Since there are just two case reports of this parasite isolated from humans it is difficult to draw a conclusion in terms of pathological involvement and treatment. However, regarding the diagnostic, in both cases researchers used 18S rRNA PCR for molecular diagnosis. Unfortunately, molecular diagnostic techniques are still not available at large scale so we want to emphasize the importance of morphologic diagnosis of
Colpodella spp. The most important morphologic features are presented in
Table 2.
Regarding
Colpoda spp., we found 3 articles, two case reports and one research article. The case reported by Costache C et al. from Romania [
10] and the case reported by Guy Y et al. from Algeria [
8] are describing the parasite
Colpoda spp. isolated from urine and identified based on morphologic characteristics. On the other hand, Bouchoucha I et al. [
16] performed an analysis of several contact lens solutions, recovered from patients with the clinical diagnosis of keratitis and corneal ulcer and discovered the presence of the parasite
Colpoda steinii in one specimen of contact lens solution. In that study, the diagnostic of the ciliated protozoan was performed using 18S rRNA PCR. However, this study shows a second source of potential interaction between humans and the rare ciliate,
Colpoda spp.
Even though Colpoda spp. is not considered a human pathogen, in all the case reports from the literature that we included in the review, this ciliate parasite was isolated from the urine of the patients. Further research is required to establish if this parasite is able to survive in the urinary bladder of healthy individuals or just in that of immunosuppressed ones.
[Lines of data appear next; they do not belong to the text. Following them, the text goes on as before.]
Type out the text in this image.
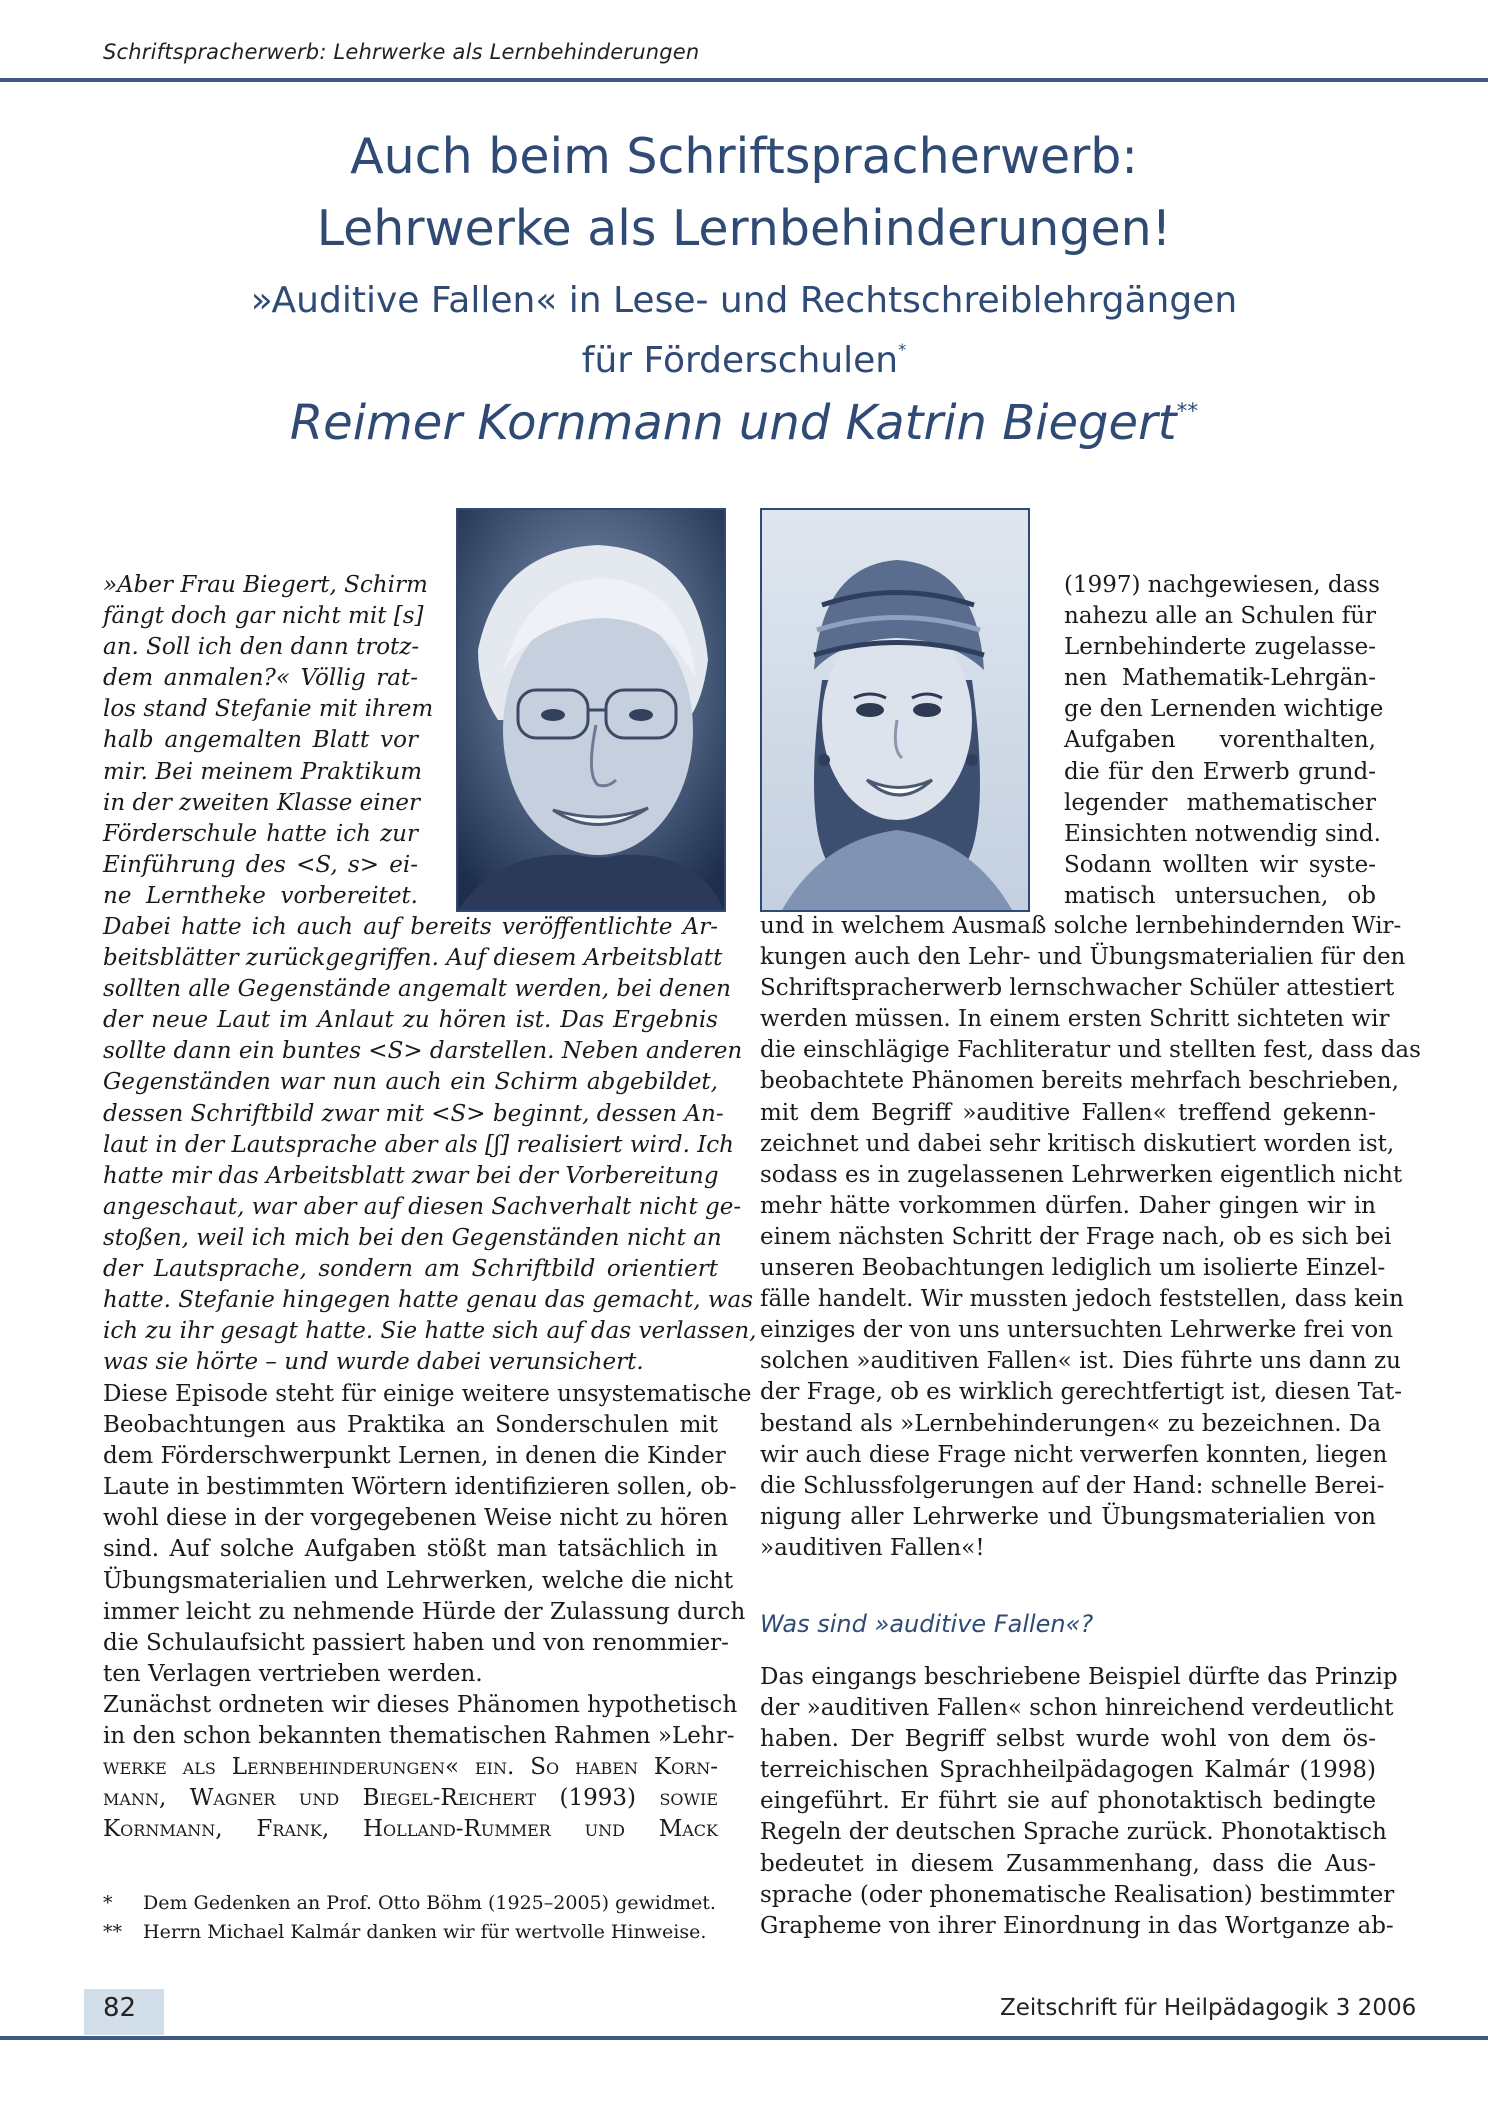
Schriftspracherwerb: Lehrwerke als Lernbehinderungen
Auch beim Schriftspracherwerb:
Lehrwerke als Lernbehinderungen!
»Auditive Fallen« in Lese- und Rechtschreiblehrgängen
für Förderschulen*
Reimer Kornmann und Katrin Biegert**
»Aber Frau Biegert, Schirm
fängt doch gar nicht mit [s]
an. Soll ich den dann trotz-
dem anmalen?« Völlig rat-
los stand Stefanie mit ihrem
halb angemalten Blatt vor
mir. Bei meinem Praktikum
in der zweiten Klasse einer
Förderschule hatte ich zur
Einführung des <S, s> ei-
ne Lerntheke vorbereitet.
Dabei hatte ich auch auf bereits veröffentlichte Ar-
beitsblätter zurückgegriffen. Auf diesem Arbeitsblatt
sollten alle Gegenstände angemalt werden, bei denen
der neue Laut im Anlaut zu hören ist. Das Ergebnis
sollte dann ein buntes <S> darstellen. Neben anderen
Gegenständen war nun auch ein Schirm abgebildet,
dessen Schriftbild zwar mit <S> beginnt, dessen An-
laut in der Lautsprache aber als [ʃ] realisiert wird. Ich
hatte mir das Arbeitsblatt zwar bei der Vorbereitung
angeschaut, war aber auf diesen Sachverhalt nicht ge-
stoßen, weil ich mich bei den Gegenständen nicht an
der Lautsprache, sondern am Schriftbild orientiert
hatte. Stefanie hingegen hatte genau das gemacht, was
ich zu ihr gesagt hatte. Sie hatte sich auf das verlassen,
was sie hörte – und wurde dabei verunsichert.
Diese Episode steht für einige weitere unsystematische
Beobachtungen aus Praktika an Sonderschulen mit
dem Förderschwerpunkt Lernen, in denen die Kinder
Laute in bestimmten Wörtern identifizieren sollen, ob-
wohl diese in der vorgegebenen Weise nicht zu hören
sind. Auf solche Aufgaben stößt man tatsächlich in
Übungsmaterialien und Lehrwerken, welche die nicht
immer leicht zu nehmende Hürde der Zulassung durch
die Schulaufsicht passiert haben und von renommier-
ten Verlagen vertrieben werden.
Zunächst ordneten wir dieses Phänomen hypothetisch
in den schon bekannten thematischen Rahmen »Lehr-
werke als Lernbehinderungen« ein. So haben Korn-
mann, Wagner und Biegel-Reichert (1993) sowie
Kornmann, Frank, Holland-Rummer und Mack
*	Dem Gedenken an Prof. Otto Böhm (1925–2005) gewidmet.
**	Herrn Michael Kalmár danken wir für wertvolle Hinweise.
(1997) nachgewiesen, dass
nahezu alle an Schulen für
Lernbehinderte zugelasse-
nen Mathematik-Lehrgän-
ge den Lernenden wichtige
Aufgaben vorenthalten,
die für den Erwerb grund-
legender mathematischer
Einsichten notwendig sind.
Sodann wollten wir syste-
matisch untersuchen, ob
und in welchem Ausmaß solche lernbehindernden Wir-
kungen auch den Lehr- und Übungsmaterialien für den
Schriftspracherwerb lernschwacher Schüler attestiert
werden müssen. In einem ersten Schritt sichteten wir
die einschlägige Fachliteratur und stellten fest, dass das
beobachtete Phänomen bereits mehrfach beschrieben,
mit dem Begriff »auditive Fallen« treffend gekenn-
zeichnet und dabei sehr kritisch diskutiert worden ist,
sodass es in zugelassenen Lehrwerken eigentlich nicht
mehr hätte vorkommen dürfen. Daher gingen wir in
einem nächsten Schritt der Frage nach, ob es sich bei
unseren Beobachtungen lediglich um isolierte Einzel-
fälle handelt. Wir mussten jedoch feststellen, dass kein
einziges der von uns untersuchten Lehrwerke frei von
solchen »auditiven Fallen« ist. Dies führte uns dann zu
der Frage, ob es wirklich gerechtfertigt ist, diesen Tat-
bestand als »Lernbehinderungen« zu bezeichnen. Da
wir auch diese Frage nicht verwerfen konnten, liegen
die Schlussfolgerungen auf der Hand: schnelle Berei-
nigung aller Lehrwerke und Übungsmaterialien von
»auditiven Fallen«!
Was sind »auditive Fallen«?
Das eingangs beschriebene Beispiel dürfte das Prinzip
der »auditiven Fallen« schon hinreichend verdeutlicht
haben. Der Begriff selbst wurde wohl von dem ös-
terreichischen Sprachheilpädagogen Kalmár (1998)
eingeführt. Er führt sie auf phonotaktisch bedingte
Regeln der deutschen Sprache zurück. Phonotaktisch
bedeutet in diesem Zusammenhang, dass die Aus-
sprache (oder phonematische Realisation) bestimmter
Grapheme von ihrer Einordnung in das Wortganze ab-
82	Zeitschrift für Heilpädagogik 3 2006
There is an established link in the literature concerning immunosuppression and the increased incidence of bacterial or protozoan infections. Including the case presented by us, in four out of the six case reports included in our review the patients presented a form of immunosuppression. The presented evidence points to the existence of a plausible link between immunosuppression and infections caused by unusual pathogens.
In the case of rare parasites, even if molecular diagnosis represents the most accurate tool, optical microscopy diagnosis based on morphologic criteria should not be neglected.